Progress on my painting based on the movement Louang à l’immortalité de Jesus from Messiaen’s Quartet for the End of Time. However, for the purposes of exhibiting the work in a gallery, I’m titling it Flow.


The work is on paper that isn’t absolutely flat, and is consequently almost impossible to photograph well. On Wednesday I’m taking the painting to be scanned, after which I’ll be able to post a full image of it here.










12 thoughts on “Flow

  1. Were you dreaming of garden warblers, as in “La fauvette des jardins”? Birds and color are so Messiaen…

    (I was thinking of your Facebook note, and how we are–in our different modes–trying to utter the transcendental. And how neither knows what is at the fundament-level of the self, or what it is dreaming.)

  2. It’s all been said, really, in the previous replies but may I add my two pennies worth of praise and delight at this beautiful, beautiful piece of work. Thank you so much, Clive xx

  3. Your drawing technique is honed to its highest degree here, the patience it requires must be extraordinary. I love looking into your work, the marks and patterns, the intense light and rich colours. Although It seems I’m missing out on Facebook, I’m still determined not to go there, how do you find the time? Good luck with the exhibition in York, may we see a few of the works here some time ? Much love ,and thanks for sharing xxxxL

    • Hi Liz. Lovely to hear from you.

      I do the Facebook posts in downtime. My pages reach a lot of people and so I feel that the time and effort are well spent. Meet a lot of interesting artists there, too.

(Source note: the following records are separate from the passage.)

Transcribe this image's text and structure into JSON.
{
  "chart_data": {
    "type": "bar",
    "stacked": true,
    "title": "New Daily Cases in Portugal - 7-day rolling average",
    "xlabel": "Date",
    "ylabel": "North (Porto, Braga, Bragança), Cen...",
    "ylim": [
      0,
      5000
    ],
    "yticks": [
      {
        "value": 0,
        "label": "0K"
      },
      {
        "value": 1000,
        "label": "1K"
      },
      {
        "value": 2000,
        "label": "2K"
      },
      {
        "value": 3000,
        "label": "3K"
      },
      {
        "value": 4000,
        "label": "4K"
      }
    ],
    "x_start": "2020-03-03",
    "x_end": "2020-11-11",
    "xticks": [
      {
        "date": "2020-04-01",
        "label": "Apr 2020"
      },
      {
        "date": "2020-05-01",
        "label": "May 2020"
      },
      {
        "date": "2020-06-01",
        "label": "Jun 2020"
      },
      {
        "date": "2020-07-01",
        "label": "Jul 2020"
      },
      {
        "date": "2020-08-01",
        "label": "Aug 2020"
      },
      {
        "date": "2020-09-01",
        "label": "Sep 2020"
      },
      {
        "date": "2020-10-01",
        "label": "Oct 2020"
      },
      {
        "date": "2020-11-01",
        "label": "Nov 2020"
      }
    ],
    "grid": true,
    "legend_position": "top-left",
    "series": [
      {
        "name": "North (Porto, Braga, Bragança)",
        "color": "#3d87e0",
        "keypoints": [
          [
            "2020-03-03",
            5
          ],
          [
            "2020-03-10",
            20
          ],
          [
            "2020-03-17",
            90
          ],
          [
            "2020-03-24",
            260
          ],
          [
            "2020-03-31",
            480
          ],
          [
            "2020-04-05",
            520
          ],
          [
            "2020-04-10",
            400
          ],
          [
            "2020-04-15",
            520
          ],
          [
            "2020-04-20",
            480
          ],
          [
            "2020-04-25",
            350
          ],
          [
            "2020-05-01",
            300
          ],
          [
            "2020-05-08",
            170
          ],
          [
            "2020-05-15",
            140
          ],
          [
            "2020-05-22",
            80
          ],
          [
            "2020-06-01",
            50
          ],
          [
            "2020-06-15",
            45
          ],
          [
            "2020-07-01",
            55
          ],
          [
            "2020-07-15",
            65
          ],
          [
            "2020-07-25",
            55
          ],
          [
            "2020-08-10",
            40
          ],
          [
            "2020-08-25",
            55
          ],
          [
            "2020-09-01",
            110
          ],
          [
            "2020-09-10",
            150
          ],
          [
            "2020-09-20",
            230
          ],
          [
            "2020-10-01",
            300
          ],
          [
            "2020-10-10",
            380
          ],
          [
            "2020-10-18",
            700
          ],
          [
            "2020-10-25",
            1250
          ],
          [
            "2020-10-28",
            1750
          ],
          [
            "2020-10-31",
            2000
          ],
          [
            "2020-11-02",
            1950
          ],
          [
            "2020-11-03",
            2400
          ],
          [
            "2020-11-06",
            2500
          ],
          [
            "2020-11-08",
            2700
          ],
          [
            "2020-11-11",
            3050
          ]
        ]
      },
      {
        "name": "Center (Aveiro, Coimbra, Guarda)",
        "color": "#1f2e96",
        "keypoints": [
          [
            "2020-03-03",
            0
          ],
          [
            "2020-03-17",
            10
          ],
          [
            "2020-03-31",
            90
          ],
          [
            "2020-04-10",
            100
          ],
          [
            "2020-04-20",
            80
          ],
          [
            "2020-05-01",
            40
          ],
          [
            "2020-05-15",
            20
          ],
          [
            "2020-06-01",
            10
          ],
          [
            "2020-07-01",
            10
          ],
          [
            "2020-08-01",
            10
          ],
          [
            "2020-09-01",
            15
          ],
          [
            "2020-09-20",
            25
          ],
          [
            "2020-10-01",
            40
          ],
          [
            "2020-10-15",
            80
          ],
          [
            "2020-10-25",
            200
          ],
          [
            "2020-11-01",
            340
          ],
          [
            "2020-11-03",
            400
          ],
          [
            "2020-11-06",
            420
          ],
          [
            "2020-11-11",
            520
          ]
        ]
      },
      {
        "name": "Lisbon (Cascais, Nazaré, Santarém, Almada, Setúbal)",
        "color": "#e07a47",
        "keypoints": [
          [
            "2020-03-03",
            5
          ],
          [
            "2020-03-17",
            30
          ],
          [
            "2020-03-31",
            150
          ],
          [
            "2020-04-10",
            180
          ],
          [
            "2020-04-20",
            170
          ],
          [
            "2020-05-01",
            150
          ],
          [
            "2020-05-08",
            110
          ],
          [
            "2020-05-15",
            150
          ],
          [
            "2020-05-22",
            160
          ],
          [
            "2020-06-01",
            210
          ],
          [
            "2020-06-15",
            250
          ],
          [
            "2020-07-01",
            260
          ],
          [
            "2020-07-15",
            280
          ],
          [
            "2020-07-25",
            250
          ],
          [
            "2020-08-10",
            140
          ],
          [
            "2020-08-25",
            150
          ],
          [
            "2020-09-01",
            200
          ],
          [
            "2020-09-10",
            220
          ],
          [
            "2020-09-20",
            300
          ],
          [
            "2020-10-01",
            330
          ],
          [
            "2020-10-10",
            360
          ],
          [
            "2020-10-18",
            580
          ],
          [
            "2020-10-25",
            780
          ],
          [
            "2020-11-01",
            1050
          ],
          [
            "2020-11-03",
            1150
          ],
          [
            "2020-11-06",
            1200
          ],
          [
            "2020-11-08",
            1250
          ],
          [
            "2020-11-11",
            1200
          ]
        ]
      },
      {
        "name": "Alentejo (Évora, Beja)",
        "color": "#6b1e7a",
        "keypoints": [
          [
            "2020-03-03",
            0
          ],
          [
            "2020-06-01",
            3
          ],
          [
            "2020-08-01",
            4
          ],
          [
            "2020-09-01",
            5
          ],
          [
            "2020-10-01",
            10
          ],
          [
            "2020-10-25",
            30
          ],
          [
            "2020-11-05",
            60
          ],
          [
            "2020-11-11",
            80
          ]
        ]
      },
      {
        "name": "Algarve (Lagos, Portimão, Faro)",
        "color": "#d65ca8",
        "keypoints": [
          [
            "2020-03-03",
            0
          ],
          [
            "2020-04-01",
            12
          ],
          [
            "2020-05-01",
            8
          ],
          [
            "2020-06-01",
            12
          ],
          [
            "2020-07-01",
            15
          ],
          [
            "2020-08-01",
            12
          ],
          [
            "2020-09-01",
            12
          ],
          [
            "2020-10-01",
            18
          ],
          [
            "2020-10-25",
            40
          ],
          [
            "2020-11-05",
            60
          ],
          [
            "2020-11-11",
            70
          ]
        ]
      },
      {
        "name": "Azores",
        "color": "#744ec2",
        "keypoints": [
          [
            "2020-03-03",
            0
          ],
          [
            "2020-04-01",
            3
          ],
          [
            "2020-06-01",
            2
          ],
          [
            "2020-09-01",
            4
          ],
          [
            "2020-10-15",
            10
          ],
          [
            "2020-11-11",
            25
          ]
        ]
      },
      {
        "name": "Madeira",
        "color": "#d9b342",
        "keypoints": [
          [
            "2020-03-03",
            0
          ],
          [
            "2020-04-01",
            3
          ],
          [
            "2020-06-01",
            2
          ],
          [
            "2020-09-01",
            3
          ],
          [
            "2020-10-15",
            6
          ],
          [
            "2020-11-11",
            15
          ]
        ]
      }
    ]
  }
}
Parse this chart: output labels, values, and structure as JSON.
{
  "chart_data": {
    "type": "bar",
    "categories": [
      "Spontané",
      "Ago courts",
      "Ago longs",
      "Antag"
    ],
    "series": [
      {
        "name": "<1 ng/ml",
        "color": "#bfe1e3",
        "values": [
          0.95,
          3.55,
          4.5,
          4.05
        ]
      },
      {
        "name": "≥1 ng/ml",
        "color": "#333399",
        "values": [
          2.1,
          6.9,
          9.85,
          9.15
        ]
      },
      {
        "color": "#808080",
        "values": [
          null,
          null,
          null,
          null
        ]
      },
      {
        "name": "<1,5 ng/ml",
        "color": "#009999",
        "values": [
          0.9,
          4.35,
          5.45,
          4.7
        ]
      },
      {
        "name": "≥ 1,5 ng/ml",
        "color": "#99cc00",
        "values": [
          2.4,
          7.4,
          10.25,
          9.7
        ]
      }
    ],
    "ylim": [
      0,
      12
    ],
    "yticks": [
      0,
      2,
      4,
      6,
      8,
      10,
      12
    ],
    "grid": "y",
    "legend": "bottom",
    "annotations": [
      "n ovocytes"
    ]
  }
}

      The three paintings for the Messiaen have gone to be scanned. They are A1 in size and made on paper. The surfaces have cockled slightly as a consequence, and while I like the look of them to the naked eye – almost as though they’ve been painted on parchment – they’d be hell to photograph. So scanning is the answer. I’ll put the images up at the Artlog when I have them.

      Love from Aberystwyth. xxx

  4. Clive, I think the fitting response to a painting of such numinous beauty can only be found in the forthcoming performance of Olivier Messiaen’s remarkable ‘Quartet for the End of Time’. I look forward to seeing the painting in its entirety.

    I went off to listen to ‘Quartet for the End of Time’ after your last post on this painting. Much to my delight, I then discovered that Messiaen is synonomous with birdsong and spent years transcribing their song into music. He writes of his evocations of birdsong in the Quartet: ‘The birds are the opposite to Time; they are our desire for light, for stars, for rainbows, and for jubilant songs.’ Given that birds play such an important part in your own personal iconography, I have to once again congratulate Daniel Broncano Aguilera on having the vision to invite you to illuminate Messiaen’s music. As this painting so ably demonstrates, it is an inspired match.

    Phil writes of how moving he finds the simple beauty of the birds set against the visible signs of the agony of the crucifixion. I have to second all that he writes. The last but one image of the bird gazing up at Christ particularly resonates with me. I was with my mother when she died and for me this little bird represents the moment when suffering ends and we take flight. The memory of my mother’s peaceful death – and the solace I found in witnessing that final moment of release – is what remains with me, 20 years after her death. I would never have believed it was possible to feel uplifted, amidst the pain of such a significant loss, before I went through the experience.

    I am going to sign off with the words of Simon Armitage, taken from his afterword to the anthology ‘The Poetry of Birds’. He sums up beautifully all that I have been trying to convey here: ‘Perhaps at some subconscious, secular level [birds] are also our souls. Or more likely, they are our poems. What we find in them we would hope for our work – that sense of soaring otherness.’

    • What a moving message. Thank you, Sarah. I’m glad that this painting touches you. It was made while listening to a recording of Quartet for the End of Time, played over and over.

      And just a coincidence, though a not unremarkable one, that it came in when it did, just as I’d winged an e-mail invitation to the York Private View of The Mind’s Eye at Lotte Inch’s to you. Forgive the late send. I’ve only today got around to making my list. I’ve been crazy busy making some unexpected new work for the exhibition. (I am being mysterious, though if you’ve been looking at my Facebook page you must already know.)

      • Thank you for the invitation Clive. I met both Lotte and Sarah during last year’s York Open Studios. Sarah and I have stayed in touch since then, so she has given me news about the exhibition. We plan to be there on Thursday for the Private View and look forward to seeing you all then.

  5. Clive, yet another set of wonderful drawings! I wish I had a bottomless pit of money and space to hang your beautiful (but painful) work….bittersweet. x

  6. Best wishes for the final sprint to the finish with this project Clive. Extraordinary images you’ve created; the brutality of those wounds with the sweetness of those little birds is heartbreaking.